Readings for the Divine Liturgy – Wednesday of the Tenth Week of Pentecost
Acts 21:27-28, 30b-40a Mt 23:23-26
Prayer of the Faithful, vol III
Ramsho – Qolo
O God, filled with love for your people,
you accepted the incense of Aaron and turned away the scourge from your chosen nation.
May our incense (prayer) be received in your mercy,
according to the will of your majesty,
for the forgiveness of our sins,
in remembrance of yoru Mother
and of the departed who beleive in you.
Saint of the Day: Pelagia, distinguished as Pelagia of Antioch, Pelagia the Penitent, and Pelagia the Harlot, was a legendary Christian saint and hermit in the 4th or 5th century. Pelagia’s hagiography, attributed to James or Jacob, deacon of the church of Heliopolis (modern Baalbek), states that Margarita was the “foremost actress” and a prominent harlot in Antioch. (Modern scholarship has shown that St. Pelagia’s story is a compilation of a few saintly women who either converted from a life of prostituion to a life holiness, or lived as ascetic monks and were thought to be male until they died, or some who were martyred rather than renounce the faith.)
Meditation:
“Will God, if I ask, forgive me these things by which I am pained and by whose memory I am tormented, things by which, though I abhor them, I go on backsliding? Yet after they have taken place the pain they give me is even greater than that of a scorpion’s sting. Though I abhor them, I am still in the middle of them, and when I repent of them with suffering I wretchedly return to them again.”

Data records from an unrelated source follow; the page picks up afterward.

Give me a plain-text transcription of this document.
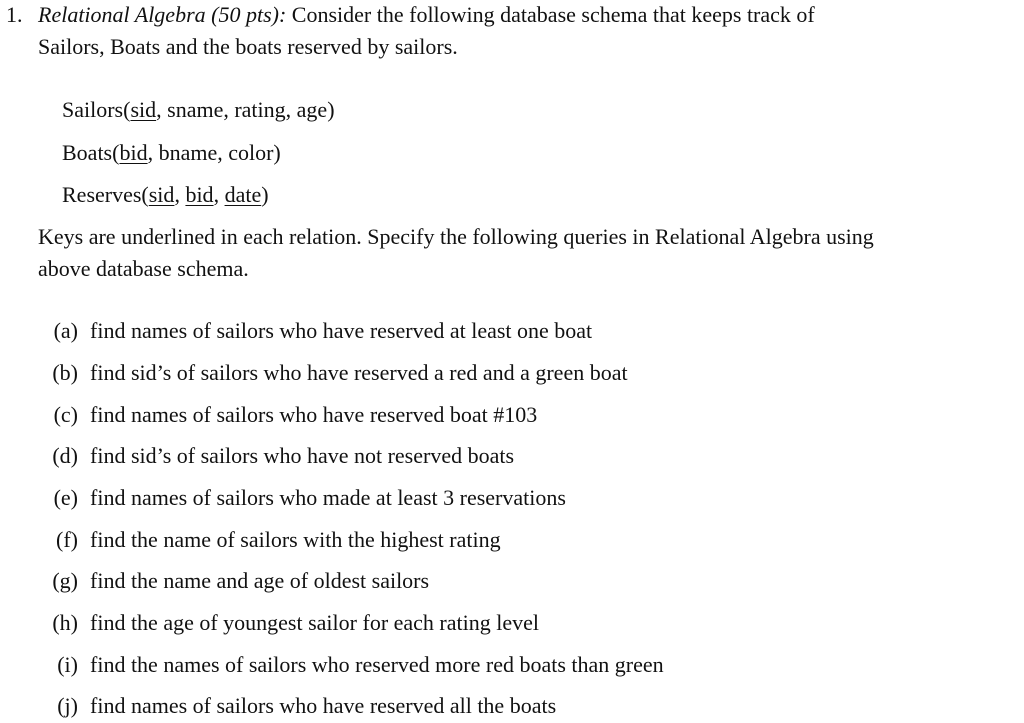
1. Relational Algebra (50 pts): Consider the following database schema that keeps track of
Sailors, Boats and the boats reserved by sailors.
Sailors(sid, sname, rating, age)
Boats(bid, bname, color)
Reserves(sid, bid, date)
Keys are underlined in each relation. Specify the following queries in Relational Algebra using
above database schema.
(a) find names of sailors who have reserved at least one boat
(b) find sid’s of sailors who have reserved a red and a green boat
(c) find names of sailors who have reserved boat #103
(d) find sid’s of sailors who have not reserved boats
(e) find names of sailors who made at least 3 reservations
(f) find the name of sailors with the highest rating
(g) find the name and age of oldest sailors
(h) find the age of youngest sailor for each rating level
(i) find the names of sailors who reserved more red boats than green
(j) find names of sailors who have reserved all the boats
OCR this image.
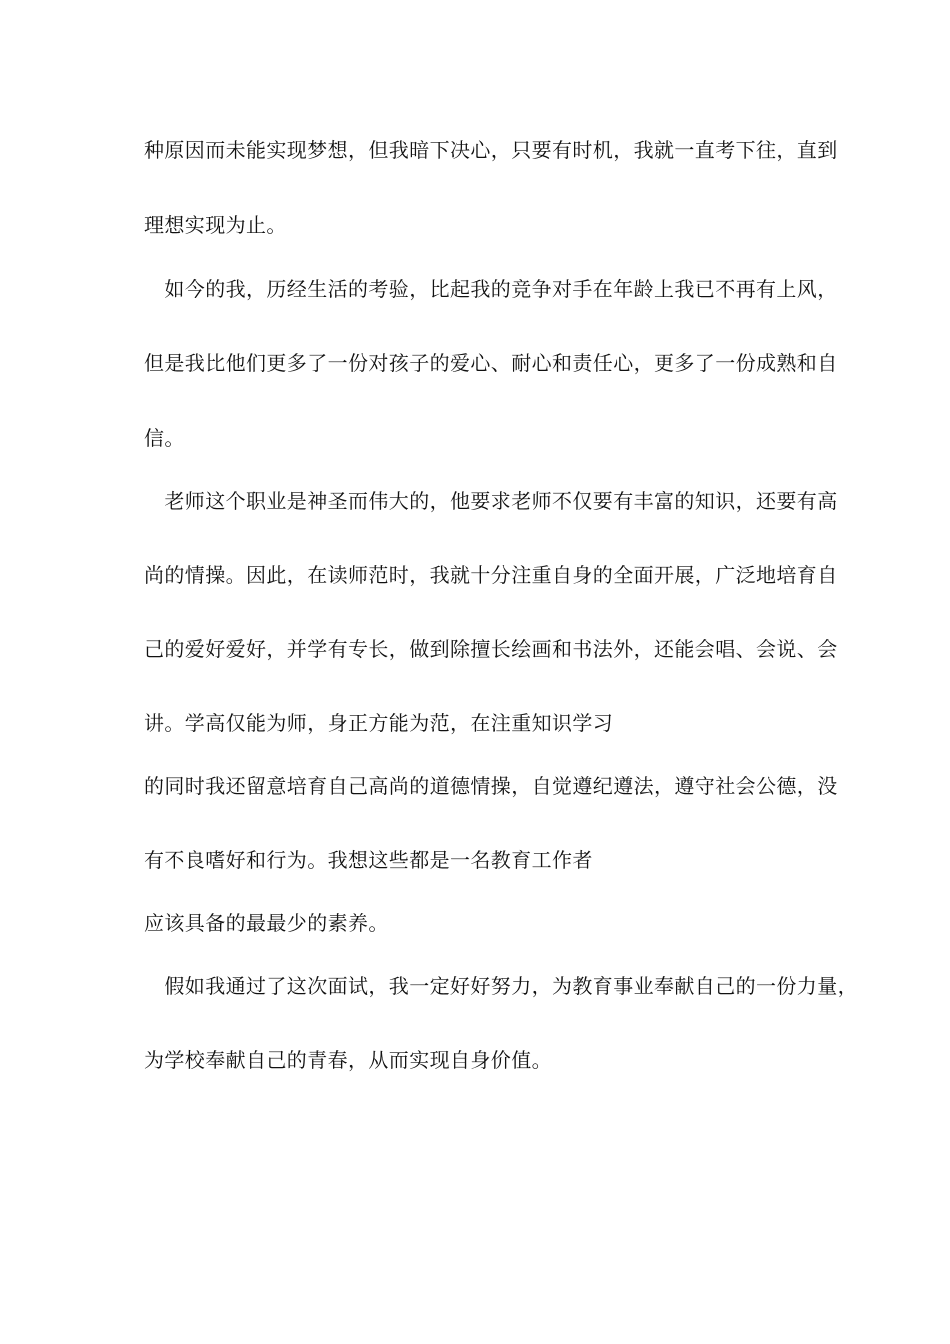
种原因而未能实现梦想，但我暗下决心，只要有时机，我就一直考下往，直到
理想实现为止。
　如今的我，历经生活的考验，比起我的竞争对手在年龄上我已不再有上风，
但是我比他们更多了一份对孩子的爱心、耐心和责任心，更多了一份成熟和自
信。
　老师这个职业是神圣而伟大的，他要求老师不仅要有丰富的知识，还要有高
尚的情操。因此，在读师范时，我就十分注重自身的全面开展，广泛地培育自
己的爱好爱好，并学有专长，做到除擅长绘画和书法外，还能会唱、会说、会
讲。学高仅能为师，身正方能为范，在注重知识学习
的同时我还留意培育自己高尚的道德情操，自觉遵纪遵法，遵守社会公德，没
有不良嗜好和行为。我想这些都是一名教育工作者
应该具备的最最少的素养。
　假如我通过了这次面试，我一定好好努力，为教育事业奉献自己的一份力量，
为学校奉献自己的青春，从而实现自身价值。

This is how many God-fearing people think, people who foster virtue and are pricked with the suffering of compunction, who mourn over their sin; They live between sin and repentance all the time. Let us not be in doubt, O fellow humanity, concerning the hope of our salvation, seeing that the One who bore sufferings for our sakes is very concerned about our salvation; God’s mercifulness is far more extensive than we can conceive, God’s grace is greater than what we ask for.
When we find love, we partake of heavenly bread and are made strong without labor and toil. The heavenly bread is Christ, who came down from heaven and gave life to the world. This is the nourishment of angels. The person who has found love eats and drinks Christ every day and every hour and is thereby made immortal. …When we hear Jesus say, “Ye shall eat and drink at the table of my kingdom,” what do we suppose we shall eat, if not love? Love, rather than food and drink, is sufficient to nourish a person. This is the wine “which maketh glad the heart.” Blessed is the one who partakes of this wine! Licentious people have drunk this wine and become chaste; sinners have drunk it and have forgotten the pathways of stumbling; drunkards have drunk this wine and become fasters; the rich have drunk it and desired poverty, the poor have drunk it and been enriched with hope; the sick have drunk it and become strong; the unlearned have taken it and become wise.
Repentance is given us as grace after grace, for repentance is a second regeneration by God. That of which we have received an earnest by baptism, we receive as a gift by means of repentance. Repentance is the door of mercy, opened to those who seek it. By this door we enter into the mercy of God, and apart from this entrance we shall not find mercy.